Значительная часть преступлений и проступков, совершенных подростками обоего пола, – другая характеристическая черта городской преступности. Раннее проявление у молодых людей порочности, талантливости и всякого рода способностей, как известно, чаще встречается в городской среде, чем в деревенской; это объясняется замечательной чувствительностью детей к воздействию подражания. Все более и более пополняемый преступниками от 16 до 21 года бюджет преступления мы можем приписать влиянию крупных центров.
Число мальчиков этого возраста, осужденных или обвиняемых, учетверилось меньше чем в 50 лет: с 5933 за 1831 год оно поднялось до 20 480 за 1880 год. Число девушек этого возраста почти утроилось: в тот же промежуток времени оно с 1046 дошло до 2830. Этот прогресс продолжался: в 1885 году цифра мальчиков равнялась 25 539, а цифра девочек – 3149. Это прямо ужасно.
В общем, все эти цифры указывают на изнеженность наших нравов.
Прогрессия вытравлений плода и детоубийства подтверждает этот вывод. Что же касается вытравления плода, то открыть его настолько трудно, что попытка определить его цифру является довольно химеричной. Заметим только, что, несмотря на необъяснимые колебания, оно заметно повышается (8 в 1826 году, 20 в 1880), и что на один миллион деревенских жителей (от 1876 до 1880 года) насчитывалось 4 таких обвиняемых, а на миллион парижан их приходилось 14.

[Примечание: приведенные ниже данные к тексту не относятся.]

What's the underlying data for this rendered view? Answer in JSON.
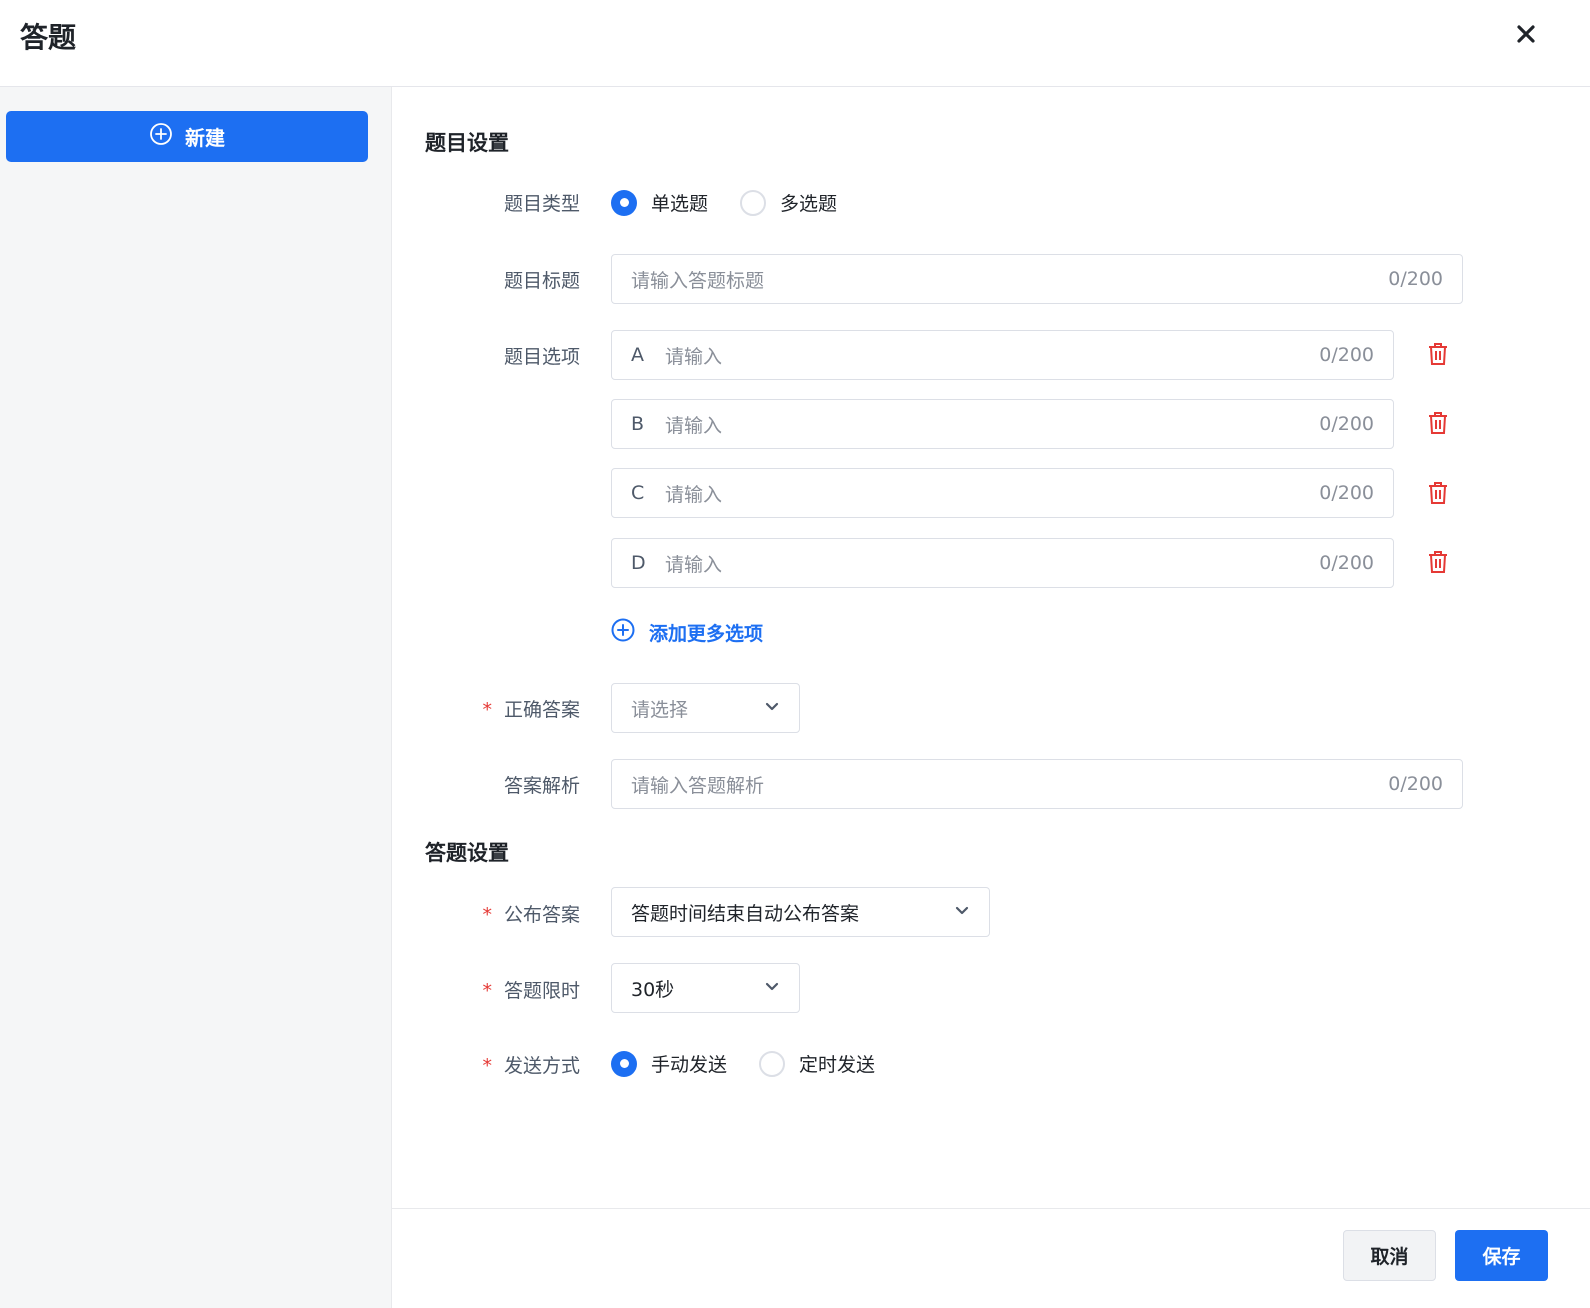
{
  "dialog": {
    "title": "答题"
  },
  "sidebar": {
    "new_button": "新建"
  },
  "question_settings": {
    "section_title": "题目设置",
    "type": {
      "label": "题目类型",
      "options": [
        {
          "label": "单选题",
          "selected": true
        },
        {
          "label": "多选题",
          "selected": false
        }
      ]
    },
    "title_field": {
      "label": "题目标题",
      "placeholder": "请输入答题标题",
      "counter": "0/200"
    },
    "options_field": {
      "label": "题目选项",
      "items": [
        {
          "letter": "A",
          "placeholder": "请输入",
          "counter": "0/200"
        },
        {
          "letter": "B",
          "placeholder": "请输入",
          "counter": "0/200"
        },
        {
          "letter": "C",
          "placeholder": "请输入",
          "counter": "0/200"
        },
        {
          "letter": "D",
          "placeholder": "请输入",
          "counter": "0/200"
        }
      ],
      "add_more": "添加更多选项"
    },
    "correct_answer": {
      "label": "正确答案",
      "required_mark": "*",
      "placeholder": "请选择"
    },
    "analysis": {
      "label": "答案解析",
      "placeholder": "请输入答题解析",
      "counter": "0/200"
    }
  },
  "answer_settings": {
    "section_title": "答题设置",
    "publish": {
      "label": "公布答案",
      "required_mark": "*",
      "value": "答题时间结束自动公布答案"
    },
    "time_limit": {
      "label": "答题限时",
      "required_mark": "*",
      "value": "30秒"
    },
    "send_mode": {
      "label": "发送方式",
      "required_mark": "*",
      "options": [
        {
          "label": "手动发送",
          "selected": true
        },
        {
          "label": "定时发送",
          "selected": false
        }
      ]
    }
  },
  "footer": {
    "cancel": "取消",
    "save": "保存"
  },
  "colors": {
    "primary": "#1d6ff2",
    "danger": "#e53935",
    "sidebar_bg": "#f5f6f7"
  }
}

Детоубийство ускользает от правосудия реже, чем вытравление плода; с 1831 года, по крайней мере, оно точно так же идет, непрерывно повышаясь, до 1863 года (в среднем за время от 1831 года до 1835–94; за время от 1850 до 1860–214), и если после этого времени оно немного повышается, то только потому, что закон 1863 года относит вытравление плода, которое раньше квалифицировалось как детоубийство, к простым проступкам; впрочем, понижение это довольно слабо, и за ним опять следует повышение (средняя цифра за период от 1856 до 1860 года – 186; от 1876 до 1880 года – 194).
Я хорошо знаю, что по нашим статистическим данным на одно и то же количество сельских и городских жителей деревни дали бы большее количество этих преступлений, чем города; но это оттого, что наша статистика принимает во внимание лишь место рождения обвиняемых, не считаясь с тем, в городе или в деревне они жили до совершения преступления; а сколько девушек-матерей, родившихся в деревне, никогда не стали бы преступницами, если бы не жили некоторое время в каком-нибудь городе! И сколько сельских жителей подчиняются внушению и влиянию городов, даже оставаясь на месте!

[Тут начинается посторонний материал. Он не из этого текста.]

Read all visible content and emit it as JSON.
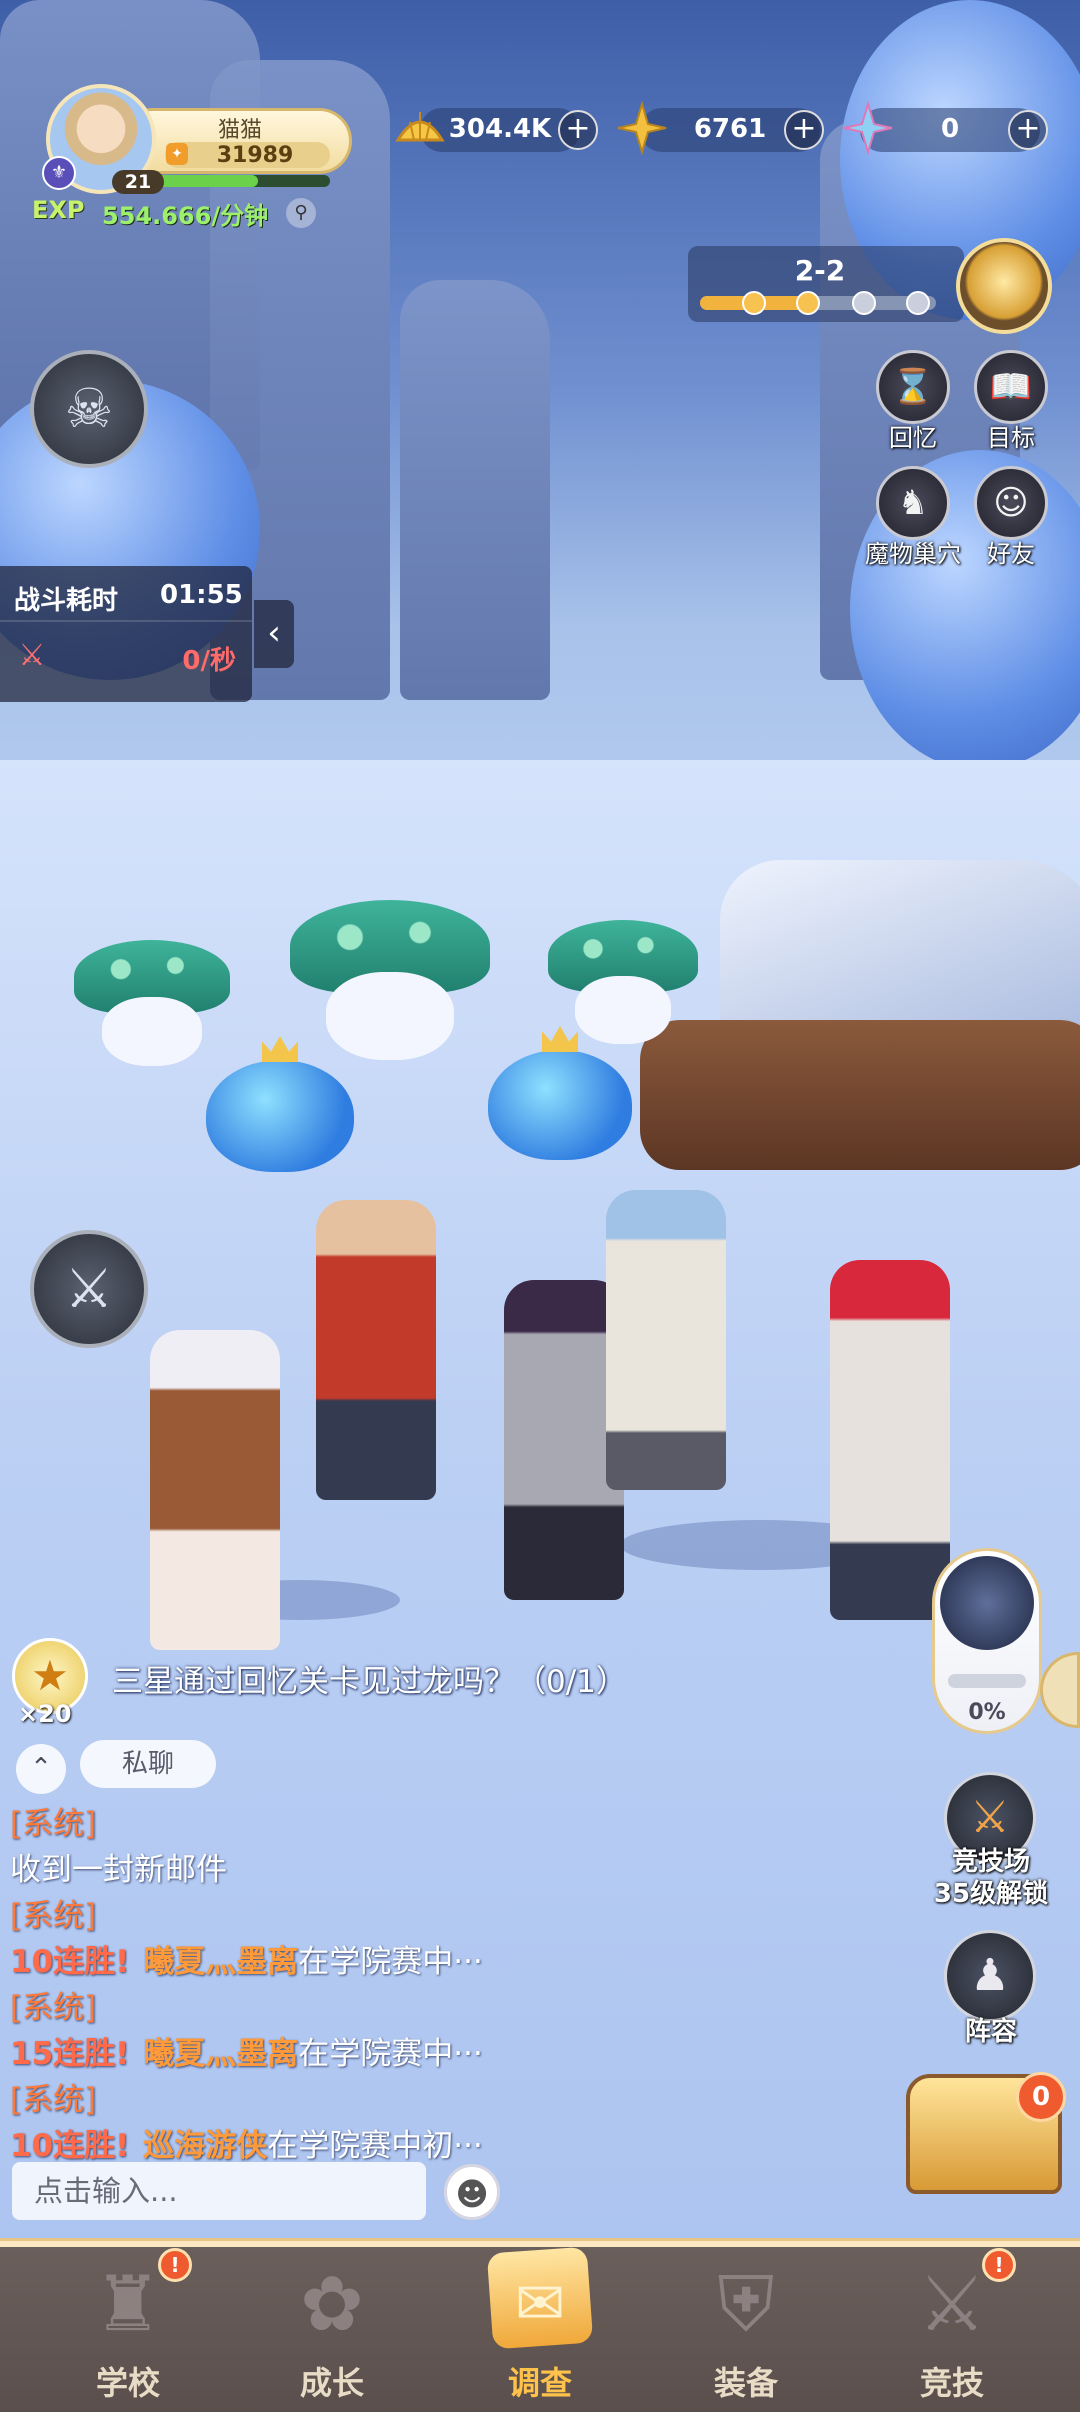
{
  "player": {
    "name": "猫猫",
    "power": "31989",
    "level": "21",
    "level_progress": 0.6,
    "exp_label": "EXP",
    "exp_rate": "554.666/分钟"
  },
  "currencies": [
    {
      "icon": "gold-shell-icon",
      "value": "304.4K"
    },
    {
      "icon": "star-crystal-icon",
      "value": "6761"
    },
    {
      "icon": "prism-star-icon",
      "value": "0"
    }
  ],
  "stage": {
    "label": "2-2",
    "progress": 0.5,
    "nodes_total": 4,
    "nodes_done": 2
  },
  "side_menu": [
    {
      "label": "回忆",
      "icon": "hourglass-icon"
    },
    {
      "label": "目标",
      "icon": "book-icon"
    },
    {
      "label": "魔物巢穴",
      "icon": "dragon-icon"
    },
    {
      "label": "好友",
      "icon": "smiley-icon"
    }
  ],
  "battle": {
    "label": "战斗耗时",
    "time": "01:55",
    "dps": "0/秒"
  },
  "quest": {
    "text": "三星通过回忆关卡见过龙吗？（0/1）",
    "reward_count": "×20"
  },
  "chat": {
    "private_label": "私聊",
    "input_placeholder": "点击输入...",
    "messages": [
      {
        "tag": "[系统]",
        "body": "收到一封新邮件"
      },
      {
        "tag": "[系统]",
        "streak": "10连胜!",
        "player": "曦夏灬墨离",
        "body": "在学院赛中···"
      },
      {
        "tag": "[系统]",
        "streak": "15连胜!",
        "player": "曦夏灬墨离",
        "body": "在学院赛中···"
      },
      {
        "tag": "[系统]",
        "streak": "10连胜!",
        "player": "巡海游侠",
        "body": "在学院赛中初···"
      }
    ]
  },
  "boss": {
    "percent": "0%",
    "progress": 0
  },
  "features": [
    {
      "label": "竞技场\n35级解锁",
      "icon": "crossed-swords-icon"
    },
    {
      "label": "阵容",
      "icon": "chess-icon"
    }
  ],
  "treasure": {
    "badge": "0"
  },
  "bottom_nav": [
    {
      "label": "学校",
      "icon": "castle-icon",
      "alert": "!"
    },
    {
      "label": "成长",
      "icon": "flower-icon",
      "alert": ""
    },
    {
      "label": "调查",
      "icon": "scroll-icon",
      "alert": "",
      "active": true
    },
    {
      "label": "装备",
      "icon": "armor-icon",
      "alert": ""
    },
    {
      "label": "竞技",
      "icon": "sword-icon",
      "alert": "!"
    }
  ],
  "colors": {
    "accent": "#f2b441",
    "alert": "#ef5b2f",
    "exp_green": "#9cf06c",
    "system_tag": "#ff7a3a"
  }
}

Статистика, повторяю еще раз, – это иероглифы, которые нужно еще разобрать с помощью познаний, взятых нами из другого источника. Распространение детоубийства так тесно связано с распространением безнравственности, несомненным очагом которой является городская жизнь, что каково бы ни было происхождение преступника, за преступлением нельзя признать сельского происхождения.